There are a few things to consider prior to implementing partitioning in your environment. One is the performance hit to writes. I’ve noticed around a 10% decrease in write performance in my environment. This is partly due to the overhead required to look up which partition the record should be written to. For this reason, I only partition tables that I expect to grow quickly (my rule of thumb is >10mm records per week), or tables that have regular archiving needs.

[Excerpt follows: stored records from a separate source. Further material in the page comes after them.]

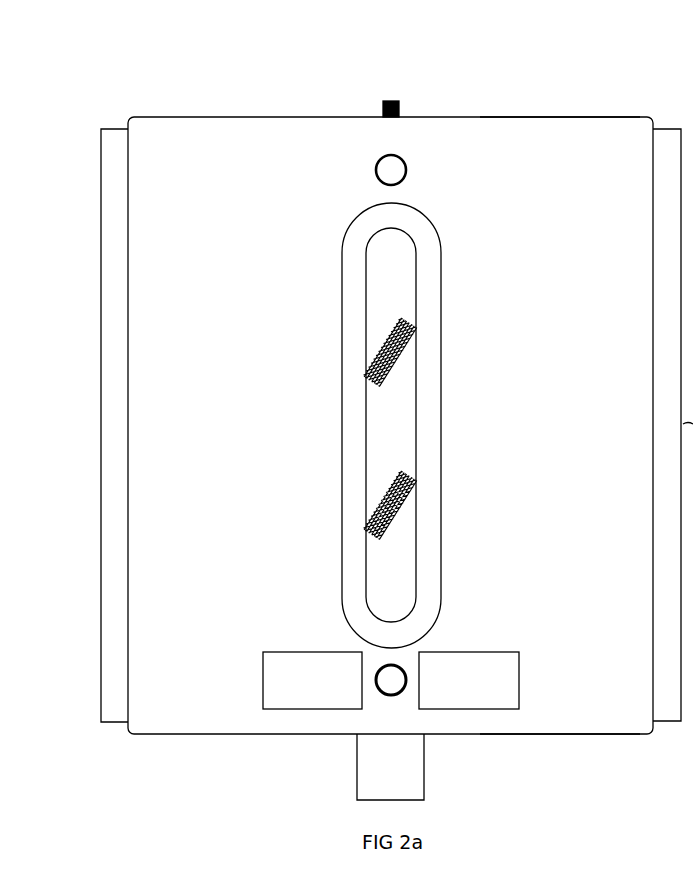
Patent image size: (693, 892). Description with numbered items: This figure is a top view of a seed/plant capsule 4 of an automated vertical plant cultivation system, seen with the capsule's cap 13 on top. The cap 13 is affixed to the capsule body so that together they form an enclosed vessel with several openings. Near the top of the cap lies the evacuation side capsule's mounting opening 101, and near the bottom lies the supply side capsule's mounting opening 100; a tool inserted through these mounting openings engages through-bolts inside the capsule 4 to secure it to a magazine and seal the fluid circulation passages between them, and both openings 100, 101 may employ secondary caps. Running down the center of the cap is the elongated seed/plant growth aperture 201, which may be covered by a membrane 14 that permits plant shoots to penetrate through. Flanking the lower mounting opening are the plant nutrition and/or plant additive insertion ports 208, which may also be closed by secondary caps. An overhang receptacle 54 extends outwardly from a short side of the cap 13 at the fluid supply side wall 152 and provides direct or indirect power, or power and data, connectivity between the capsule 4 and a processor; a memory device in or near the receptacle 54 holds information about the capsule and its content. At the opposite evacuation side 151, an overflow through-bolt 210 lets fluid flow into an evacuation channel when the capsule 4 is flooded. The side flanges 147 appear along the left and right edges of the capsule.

The seed/plant capsule 4 is at (212, 68).
The capsule's cap 13 is at (281, 271).
The membrane 14 is at (366, 372).
The overhang receptacle 54 is at (358, 767).
The supply side capsule's mounting opening 100 is at (392, 695).
The evacuation side capsule's mounting opening 101 is at (392, 170).
The side flange 147 is at (103, 424).
The evacuation side 151 is at (560, 117).
The fluid supply side wall 152 is at (592, 737).
The seed/plant growth aperture 201 is at (410, 433).
The plant nutrition and/or plant additive insertion port 208 is at (261, 681).
The overflow through-bolt 210 is at (390, 101).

There’s also a performance hit when querying over many partitions. Basically, think of a giant UNION ALL statement that occurs every time more than one partition is accessed. With our production hardware, we noticed that duration was still less until you hit around 30 partitions. After that, the duration was greater for partitioned tables versus non-partitioned, but reads were still less overall. This will probably vary depending on your environment, so run some tests and make sure you know what kind of impact to expect. This will also help you to determine your partitioning scheme. For example, you wouldn’t want to partition on a date column using a weekly scheme if every report needs to access data for the previous 12 months.

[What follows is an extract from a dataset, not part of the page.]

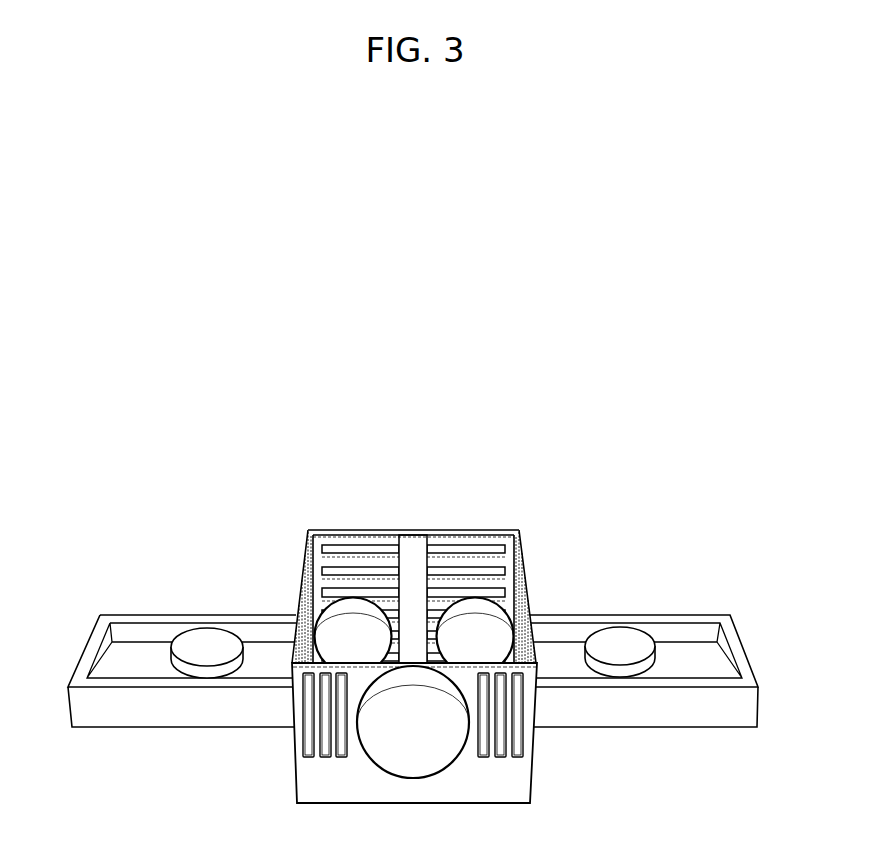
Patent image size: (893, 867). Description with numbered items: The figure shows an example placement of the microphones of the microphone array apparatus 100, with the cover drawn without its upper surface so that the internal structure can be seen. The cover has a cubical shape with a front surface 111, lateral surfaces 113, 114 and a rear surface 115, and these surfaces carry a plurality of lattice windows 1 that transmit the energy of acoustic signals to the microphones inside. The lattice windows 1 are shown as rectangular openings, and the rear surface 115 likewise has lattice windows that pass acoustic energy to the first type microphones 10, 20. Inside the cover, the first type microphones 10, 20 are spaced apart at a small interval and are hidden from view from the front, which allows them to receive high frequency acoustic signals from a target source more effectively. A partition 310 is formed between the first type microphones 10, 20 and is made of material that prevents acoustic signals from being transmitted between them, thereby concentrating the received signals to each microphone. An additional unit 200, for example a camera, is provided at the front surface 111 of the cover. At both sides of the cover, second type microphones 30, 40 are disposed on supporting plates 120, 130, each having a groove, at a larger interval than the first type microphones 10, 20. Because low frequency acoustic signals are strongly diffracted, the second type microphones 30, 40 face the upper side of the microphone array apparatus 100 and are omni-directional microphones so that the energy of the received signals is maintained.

Also make sure you have a good candidate for partitioning. That is, do not partition on a column that is frequently changed or is written non-sequentially. Both can cause overhead to your environment and may negate the benefits of partitioning. Keep in mind that when the value of the partitioning key is changed, the record is not relocated to the correct partition. Some ideal keys include surrogate identity and sequential datetime columns.
Other things to know…
• The partitioning function requires the declaration of a parameter data type. To partition a table, the partitioning key is defined during new table creation. The data types of the partitioning keys must match. For example, if you create a partitioning function using a datetime data type and try to apply it to a table with a smalldatetime column as the partitioning key, the CREATE TABLE statement will fail.
• Ensure that the partitioning key is *always* used in a query on a partitioned table. If the partitioning key is not included in the query search criteria, then the partitioned table will perform worse than a non-partitioned table.
• By default, any index created on a partitioned table is also partitioned. This is useful for creating aligned indexes, which are typically desired. Sometimes, however, you may want to create a non-aligned or non-partitioned index. In these cases, make sure to explicitly declare the desired filegroup during the index creation process.
• Temporary tables can also be partitioned; however, this would probably not make sense in most circumstances.
• Partitioning functions need to be monitored to ensure you don’t run out of defined ranges; if that were to happen, you’d be storing all new data in one really large partition, which wouldn’t be pleasant.
Thanks for wading through this long post. I hope the information contained proves informative and helpful. I’ll be following this post with some actual code to help illustrate some of what I’ve covered here.